Christ truly and actually took upon himself the nature of a man. Proof of Christ's true manhood is contrary to the heretical teachings of Menno Simons, the Marcionites and the Manichaeans. Scripture, though copiously asserts the reality of Christ's incarnation. It is easily shown that Marcion and Mani both demonstrate Scriptural twisting in order to prove Christ was no human. They have a wrong interpretation of “Son of Man”, and a wrong interpretation of statement that Christ received hu­man, not an angelic, nature. They rather turn into a form of universalism instead of the Scriptural reality of the incarnation. The whole controversy surrounding this is resolved by Gen. 3:15—that the seed of woman will crush the serpent's head. This means that we must acquire victory through Christ, and that Christ was begotten of mankind.

Some of them say that Christ simply used Mary to descend into this earthly realm, not that He became human. This, though, distorts the idea surrounding the term “seed” of Abraham. Paul, on the other hand, understands this in the sense of literal, biological descent from Abraham. When Matthew says that Christ was begotten of Mary he does not mean that the virgin was a mere channel through which Christ flowed. He is true man, but he is also true God.

The question arises - could the Word be confined within the narrowness of an earthly body? The “extra-Calvinisticum” states, “the Son of God descended from heaven in such a way that, without leaving heaven, he willed to be borne in the virgin's womb, to go about the earth, and to hang upon the cross; yet he continuously Filled the world even as he had done from the beginning!”


PREVIEW OF CHAPTER 14

We must explain, helpfully, how the two natures of Christ reside together in one person. There is a duality in this sense as well as a perfect unity. “The Word was made flesh” means that the Son of God became the Son of man, not by confusion of substances, but by unity of per­son. The best human analogue of this mysterious union is that of soul and body. Some characteristics of the body and of the soul are distinct from one another, other parts are in common, and others are capable of being transferred. But it should be noted that two diverse un­derlying natures make up the one human person. The interchange between the human and divine natures is called the communicatio idiomatum. The unity of the person of the Mediator is proven by the Scriptures demonstrating that both natures at once comprehended in the same person of the Son.

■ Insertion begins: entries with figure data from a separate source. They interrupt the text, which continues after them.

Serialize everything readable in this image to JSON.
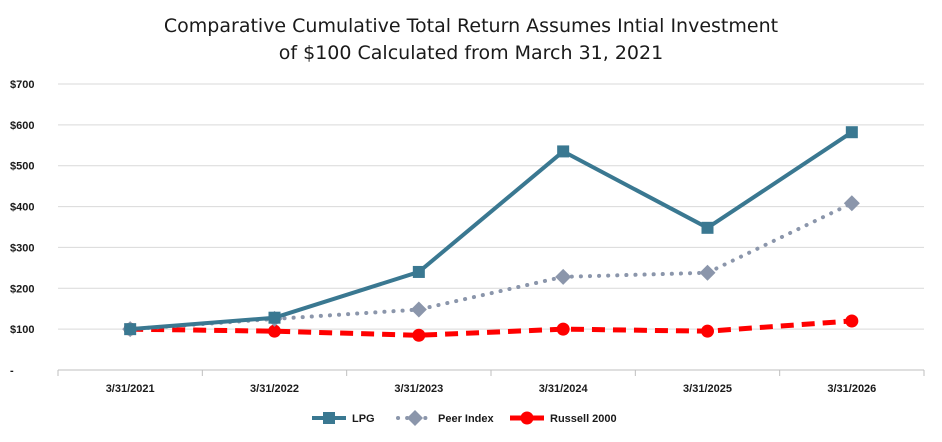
{
  "chart_data": {
    "type": "line",
    "title": "Comparative Cumulative Total Return Assumes Intial Investment",
    "subtitle": "of $100 Calculated from March 31, 2021",
    "xlabel": "",
    "ylabel": "",
    "categories": [
      "3/31/2021",
      "3/31/2022",
      "3/31/2023",
      "3/31/2024",
      "3/31/2025",
      "3/31/2026"
    ],
    "y_ticks": [
      0,
      100,
      200,
      300,
      400,
      500,
      600,
      700
    ],
    "y_tick_labels": [
      "-",
      "$100",
      "$200",
      "$300",
      "$400",
      "$500",
      "$600",
      "$700"
    ],
    "ylim": [
      0,
      700
    ],
    "grid": true,
    "legend_position": "bottom",
    "series": [
      {
        "name": "LPG",
        "values": [
          100,
          128,
          240,
          535,
          348,
          582
        ],
        "color": "#3a7891",
        "style": "solid",
        "marker": "square"
      },
      {
        "name": "Peer Index",
        "values": [
          100,
          125,
          148,
          228,
          238,
          408
        ],
        "color": "#8b96ab",
        "style": "dotted",
        "marker": "diamond"
      },
      {
        "name": "Russell 2000",
        "values": [
          100,
          95,
          85,
          100,
          95,
          120
        ],
        "color": "#ff0000",
        "style": "dashed",
        "marker": "circle"
      }
    ]
  }
}
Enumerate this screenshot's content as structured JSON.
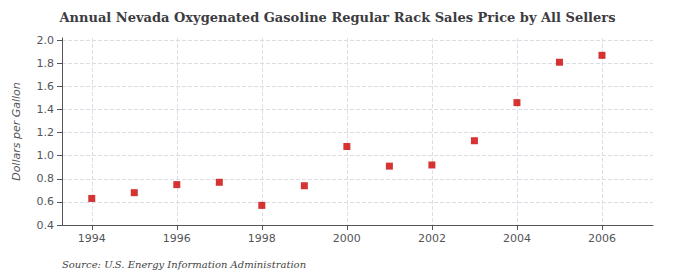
{
  "chart_data": {
    "type": "scatter",
    "title": "Annual Nevada Oxygenated Gasoline Regular Rack Sales Price by All Sellers",
    "ylabel": "Dollars per Gallon",
    "annotation": "Source: U.S. Energy Information Administration",
    "x": [
      1994,
      1995,
      1996,
      1997,
      1998,
      1999,
      2000,
      2001,
      2002,
      2003,
      2004,
      2005,
      2006
    ],
    "values": [
      0.63,
      0.68,
      0.75,
      0.77,
      0.57,
      0.74,
      1.08,
      0.91,
      0.92,
      1.13,
      1.46,
      1.81,
      1.87
    ],
    "color": "#cc0000",
    "marker": "square",
    "xlim": [
      1993.3,
      2007.2
    ],
    "xticks": [
      1994,
      1996,
      1998,
      2000,
      2002,
      2004,
      2006
    ],
    "ylim": [
      0.4,
      2.02
    ],
    "yticks": [
      0.4,
      0.6,
      0.8,
      {
        "value": 1.0,
        "label": "1.0"
      },
      1.2,
      1.4,
      1.6,
      1.8,
      {
        "value": 2.0,
        "label": "2.0"
      }
    ],
    "grid": true
  }
}
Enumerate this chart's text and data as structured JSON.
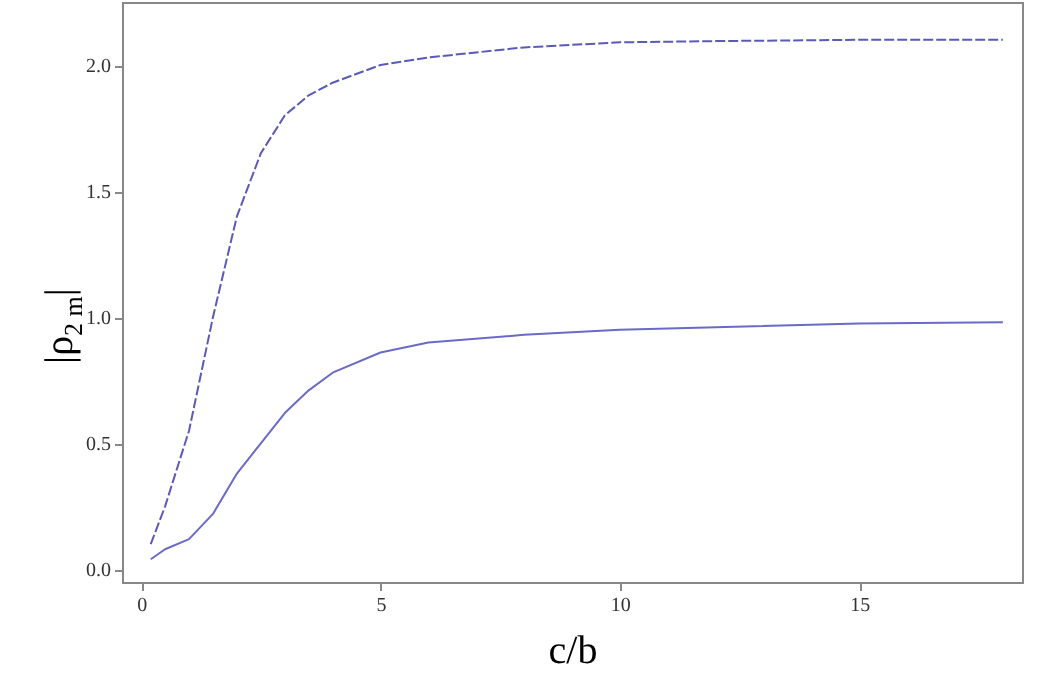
{
  "chart_data": {
    "type": "line",
    "xlabel": "c/b",
    "ylabel": "|ρ$_{2 m}$|",
    "xlim": [
      -0.4,
      18.4
    ],
    "ylim": [
      -0.05,
      2.25
    ],
    "xticks": [
      0,
      5,
      10,
      15
    ],
    "yticks": [
      {
        "value": 0,
        "label": "0.0"
      },
      {
        "value": 0.5,
        "label": "0.5"
      },
      {
        "value": 1,
        "label": "1.0"
      },
      {
        "value": 1.5,
        "label": "1.5"
      },
      {
        "value": 2,
        "label": "2.0"
      }
    ],
    "grid": false,
    "series": [
      {
        "color": "#5a5ab8",
        "line_style": "dashed",
        "x": [
          0.2,
          0.5,
          1,
          1.5,
          2,
          2.5,
          3,
          3.5,
          4,
          5,
          6,
          8,
          10,
          12,
          15,
          18
        ],
        "values": [
          0.1,
          0.25,
          0.55,
          1.0,
          1.4,
          1.65,
          1.8,
          1.88,
          1.93,
          2.0,
          2.03,
          2.07,
          2.09,
          2.095,
          2.1,
          2.1
        ]
      },
      {
        "color": "#6a6ac8",
        "line_style": "solid",
        "x": [
          0.2,
          0.5,
          1,
          1.5,
          2,
          2.5,
          3,
          3.5,
          4,
          5,
          6,
          8,
          10,
          12,
          15,
          18
        ],
        "values": [
          0.04,
          0.08,
          0.12,
          0.22,
          0.38,
          0.5,
          0.62,
          0.71,
          0.78,
          0.86,
          0.9,
          0.93,
          0.95,
          0.96,
          0.975,
          0.98
        ]
      }
    ]
  }
}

There are those who attempt to overthrow the incarnation because of certain heretical ideas. The two natures may not be thought of as either fused or sepa­rated. Nestorius taught a double Christ (the natures were pulled apart). Eutyches taught a unity of person destroying one nature or the other (the natures are commin­gled). Servetus supposes the Son of God to be a figment compounded from God's essence, spirit, flesh, and three uncreated elements. He denies the God-man, holding that before Christ came in the flesh there were only shadow-figures in God which were made plain only when the Word truly began to be the Son of God. In answer to all of these we assert the traditional view of the church: that the preexistent Logos, eternally God's Son, took human na­ture in a hypostatic union (and Scripture proves that Christ is Son according to both natures).